After a US victory in the War of 1812, where the United States annexed the remainder of British North America (Assume Britain was to distracted by Napoleon and underestemated the US). How would the Civil War go, assuming that one still takes place as the US works to abolish slavery? Would the "Canadian" states follow the same trend as the OTL Northern States and be among the first to abolish slavery?

So, following the civil war, how do the Canadians change things? How does the US evolve after the war? How dose industrialization take place? Would there ever be a Canadian President?
 
Could see a Canadian Rebellion and British Invasion (if things continue OTL a French one as well)

Good Luck USA
 
After a US victory in the War of 1812, where the United States annexed the remainder of British North America

The whole thing? In that case, probably an earlier Civil War, preceded by maybe an earlier Mexican-American War (with more gained) and probably no Missouri Compromise, despite the far north states not being able to be numerous enough to pose very much more of a threat to the south. Oh, and early Cuba, of course.

What, it’d wind up being… maybe five more free states by roughly the ‘50s? So maybe Texas’ land is split between two or three states, plus Cuba, Kansas might go slave…

Anyway, earlier Civil War.
 
Anyway, earlier Civil War.

Probably but it's not certain. Canada is definitely going to come in as several free states and it's possible that they would push the slavery issue in Congress as you said. But the South was a lot less reliant on slavery in the early 1800's than it was by 1860. The cotton gin had only just been invented and even in 1830 the number of slaves was relatively low and there was nowhere near the economic impact that it had in 1860. A gradual emancipation like Pennsylvania did is more likely the earlier the issue is raised although the odds of that decrease every year that it continues.
 
Could see a Canadian Rebellion and British Invasion (if things continue OTL a French one as well)

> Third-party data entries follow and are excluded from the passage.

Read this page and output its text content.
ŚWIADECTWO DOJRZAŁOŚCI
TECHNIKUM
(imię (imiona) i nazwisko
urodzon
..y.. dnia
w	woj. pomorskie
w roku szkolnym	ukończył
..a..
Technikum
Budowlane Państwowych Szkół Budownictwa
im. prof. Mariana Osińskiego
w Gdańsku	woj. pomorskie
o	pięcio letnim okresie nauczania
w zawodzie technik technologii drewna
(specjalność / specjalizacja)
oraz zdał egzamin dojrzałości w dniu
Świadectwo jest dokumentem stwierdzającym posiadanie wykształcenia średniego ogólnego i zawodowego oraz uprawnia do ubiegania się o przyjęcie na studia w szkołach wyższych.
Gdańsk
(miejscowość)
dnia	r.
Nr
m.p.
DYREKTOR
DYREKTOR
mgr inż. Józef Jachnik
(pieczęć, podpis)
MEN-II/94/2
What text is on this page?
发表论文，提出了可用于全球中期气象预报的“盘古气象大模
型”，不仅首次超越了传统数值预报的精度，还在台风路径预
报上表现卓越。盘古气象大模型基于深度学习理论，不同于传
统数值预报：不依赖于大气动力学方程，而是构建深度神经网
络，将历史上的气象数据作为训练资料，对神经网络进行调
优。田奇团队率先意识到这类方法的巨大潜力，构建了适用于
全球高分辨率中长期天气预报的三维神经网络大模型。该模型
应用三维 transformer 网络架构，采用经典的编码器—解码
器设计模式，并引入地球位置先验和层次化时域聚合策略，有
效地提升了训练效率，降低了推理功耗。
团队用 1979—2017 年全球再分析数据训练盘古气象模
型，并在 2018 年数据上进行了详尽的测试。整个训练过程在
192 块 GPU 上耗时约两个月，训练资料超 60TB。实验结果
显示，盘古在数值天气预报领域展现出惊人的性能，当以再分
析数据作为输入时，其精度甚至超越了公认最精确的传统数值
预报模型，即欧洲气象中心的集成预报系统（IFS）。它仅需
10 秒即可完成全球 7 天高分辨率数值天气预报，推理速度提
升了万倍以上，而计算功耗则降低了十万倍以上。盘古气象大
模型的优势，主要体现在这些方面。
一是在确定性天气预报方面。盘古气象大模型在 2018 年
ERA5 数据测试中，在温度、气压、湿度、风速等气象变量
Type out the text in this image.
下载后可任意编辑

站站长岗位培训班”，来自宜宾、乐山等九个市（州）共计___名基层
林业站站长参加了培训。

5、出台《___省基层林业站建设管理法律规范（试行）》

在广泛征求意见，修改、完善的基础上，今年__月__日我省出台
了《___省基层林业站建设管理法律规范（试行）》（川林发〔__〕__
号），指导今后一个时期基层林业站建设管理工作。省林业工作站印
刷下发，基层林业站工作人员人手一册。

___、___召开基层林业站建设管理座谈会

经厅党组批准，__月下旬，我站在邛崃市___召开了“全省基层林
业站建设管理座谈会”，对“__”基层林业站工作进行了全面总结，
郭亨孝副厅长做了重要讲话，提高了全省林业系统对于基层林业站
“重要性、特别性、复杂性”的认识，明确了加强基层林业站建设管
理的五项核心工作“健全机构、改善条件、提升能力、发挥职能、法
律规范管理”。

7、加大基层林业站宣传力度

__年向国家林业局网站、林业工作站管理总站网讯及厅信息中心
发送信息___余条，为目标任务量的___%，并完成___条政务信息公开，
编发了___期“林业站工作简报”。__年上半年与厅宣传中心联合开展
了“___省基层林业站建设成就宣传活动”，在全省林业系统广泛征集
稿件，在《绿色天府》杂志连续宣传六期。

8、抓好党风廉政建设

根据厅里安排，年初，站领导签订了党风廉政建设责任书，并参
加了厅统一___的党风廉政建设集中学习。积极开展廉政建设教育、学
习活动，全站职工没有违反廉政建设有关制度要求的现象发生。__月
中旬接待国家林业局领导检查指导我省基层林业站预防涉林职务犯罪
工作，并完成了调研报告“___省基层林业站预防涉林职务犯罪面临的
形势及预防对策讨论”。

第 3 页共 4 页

Within a generation the Tories are going to be swamped by immigrants from Europe and settlers from other parts of America. That won't be a factor after they're assimilated.
 
Two challenges

Two key questions that I posed (p. 165) on this alternate outcome:


  • (a) How would/could elites in Washington regulate the entry of slave and non-slave states into the Union, i.e. the conscious balancing of the Missouri Compromise of 1820 vs. popular sovereignty of the Kansas-Nebraska Act of 1854. Do the comparatively lightly populated Upper, Lower, and Maritime Canadas become three states that are fairly easily absorbed?

  • (b) How would/could the largely Protestant US absorb largely Catholic Lower Canada (Quebec).
 
Wouldn't most of Canada be likelier to remain as territories first, until it was filled up with a sufficiently high population of loyal US citizens, with new states being added piecemeal? That was how the United States dealt with adding more territory IOTL.

I'd imagine that there would be more slave states, since the North has a new, massive area to expand into and the South doesn't. With more land in the United States, there might also be more immigration from Europe, though I'm not sure about that point. How these would affect the timing of the American Civil War, I'm not sure.